2 . The device of claim 1 , further comprising:
a metal electrode coupled to the body contact silicide region; a semiconductor substrate, wherein the first layer is an epitaxial layer formed on the semiconductor substrate; an interlevel dielectric in contact with the gate silicide region, the body contact silicide region, and in contact with the metal electrode; a source region formed in the first layer; and a body region formed in the first layer and that at least substantially includes the body contact region and the source region.
3 . The device of claim 2 , wherein the first layer is an N− epitaxial layer, the gate region is formed of polysilicon, the body contact region is a P+ implant region, the body region is a P-body implant region, and the source region is an N+ source implant region.
4 . The device of claim 1 , wherein each of the gate region and the gate silicide region is an annular region.
5 . The device of claim 1 , wherein the sidewall spacer is formed from a conformal layer of silicon dioxide or silicon nitride.
6 . The device of claim 1 , wherein the device is at least one of an N-channel or P-channel device having a planer gate structure.
7 . The device of claim 1 , wherein the device is at least one of a metal oxide semiconductor field effect transistor (MOSFET), an insulated gate bipolar transistor (IGBT), a superjunction MOSFET, a vertical double-diffused metal oxide semiconductor (VDMOS) device, or a vertical metal oxide semiconductor (VMOS) device.
8 . The device of claim 1 , wherein the gate silicide region is at least substantially self-aligned to the sidewall spacer, and wherein the body contact region is self-aligned to the sidewall spacer and was implanted with a dose in the range of 1×10 14 cm −2 to 1×10 16 cm −2 , and with an energy in the range of 100 keV to 200 keV.

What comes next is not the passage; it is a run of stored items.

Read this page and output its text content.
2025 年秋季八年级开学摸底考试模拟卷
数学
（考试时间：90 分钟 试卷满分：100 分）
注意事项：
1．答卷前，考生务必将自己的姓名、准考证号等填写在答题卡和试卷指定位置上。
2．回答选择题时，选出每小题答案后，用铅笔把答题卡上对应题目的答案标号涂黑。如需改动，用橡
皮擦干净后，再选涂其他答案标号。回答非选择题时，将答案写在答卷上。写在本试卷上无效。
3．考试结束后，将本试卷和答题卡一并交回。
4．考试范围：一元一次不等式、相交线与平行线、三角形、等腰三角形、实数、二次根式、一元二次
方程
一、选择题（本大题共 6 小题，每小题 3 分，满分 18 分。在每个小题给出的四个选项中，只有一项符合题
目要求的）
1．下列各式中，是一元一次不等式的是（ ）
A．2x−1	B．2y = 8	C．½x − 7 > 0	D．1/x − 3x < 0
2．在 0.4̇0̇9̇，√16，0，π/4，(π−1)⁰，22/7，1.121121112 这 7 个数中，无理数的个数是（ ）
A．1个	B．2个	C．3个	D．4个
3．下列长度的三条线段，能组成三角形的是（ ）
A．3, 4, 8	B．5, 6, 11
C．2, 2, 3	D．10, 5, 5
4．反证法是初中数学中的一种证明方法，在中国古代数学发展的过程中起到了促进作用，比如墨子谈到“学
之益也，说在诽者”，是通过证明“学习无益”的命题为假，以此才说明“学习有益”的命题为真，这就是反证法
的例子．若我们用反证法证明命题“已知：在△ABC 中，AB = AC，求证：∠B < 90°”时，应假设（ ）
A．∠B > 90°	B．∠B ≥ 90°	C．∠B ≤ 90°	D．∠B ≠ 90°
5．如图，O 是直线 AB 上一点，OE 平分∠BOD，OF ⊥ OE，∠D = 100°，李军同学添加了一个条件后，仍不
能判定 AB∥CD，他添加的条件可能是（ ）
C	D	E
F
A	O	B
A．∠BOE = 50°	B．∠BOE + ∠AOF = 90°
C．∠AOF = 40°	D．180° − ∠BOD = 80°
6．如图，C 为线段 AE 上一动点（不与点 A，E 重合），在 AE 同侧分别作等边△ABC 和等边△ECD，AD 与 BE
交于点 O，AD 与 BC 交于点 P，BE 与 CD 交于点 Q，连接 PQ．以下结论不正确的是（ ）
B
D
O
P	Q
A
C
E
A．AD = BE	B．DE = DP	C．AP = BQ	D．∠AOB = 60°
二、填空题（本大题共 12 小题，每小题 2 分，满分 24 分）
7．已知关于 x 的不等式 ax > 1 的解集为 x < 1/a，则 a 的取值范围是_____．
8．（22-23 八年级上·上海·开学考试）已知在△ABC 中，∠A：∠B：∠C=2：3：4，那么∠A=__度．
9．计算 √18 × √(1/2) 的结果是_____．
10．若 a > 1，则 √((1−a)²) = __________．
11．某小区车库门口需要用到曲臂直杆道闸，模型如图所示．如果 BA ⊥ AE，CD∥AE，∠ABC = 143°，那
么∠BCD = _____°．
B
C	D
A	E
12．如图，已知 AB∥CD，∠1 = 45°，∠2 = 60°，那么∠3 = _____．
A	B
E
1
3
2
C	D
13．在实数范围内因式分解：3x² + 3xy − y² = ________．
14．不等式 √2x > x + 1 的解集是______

9 . A power device, comprising:
a semiconductor substrate; an epitaxial layer on the semiconductor substrate, the epitaxial layer having a first surface and including at least a body contact region, a source region, and a body region formed therein, wherein the body region at least substantially includes the body contact region and the source region; a gate region above the first surface and spaced apart from the epitaxial layer by a gate dielectric layer; a sidewall spacer that is at least substantially aligned between an edge of the gate region and an edge of the body contact region; a gate silicide region formed on the gate region; a body contact silicide region formed on the body contact region; and an electrode coupled to the body contact silicide region.
10 . The device of claim 9 , wherein each of the gate region and the gate silicide region is in an annular configuration about the body contact region.
11 . The device of claim 9 , wherein the device is a vertical double-diffused metal oxide semiconductor (VDMOS) device having a planer gate structure.
12 . The device of claim 9 , wherein the sidewall spacer is formed from a conformal layer of silicon dioxide or silicon nitride, wherein the gate silicide region and the body contact silicide region are at least substantially self-aligned to the sidewall spacer.
13 . The device of claim 9 , wherein the body contact region is at least substantially self-aligned to the edge of the gate region and/or the sidewall spacer.
14 . The device of claim 9 , wherein the epitaxial layer defines a trench region that extends vertically into the epitaxial layer from the first surface to a trench depth that is greater than a depth of the source region, and wherein a lateral extent of the trench region is at least substantially aligned to the sidewall spacer.
15 . The device of claim 14 , wherein the body contact silicide region is at an end of trench region that is opposite the first surface.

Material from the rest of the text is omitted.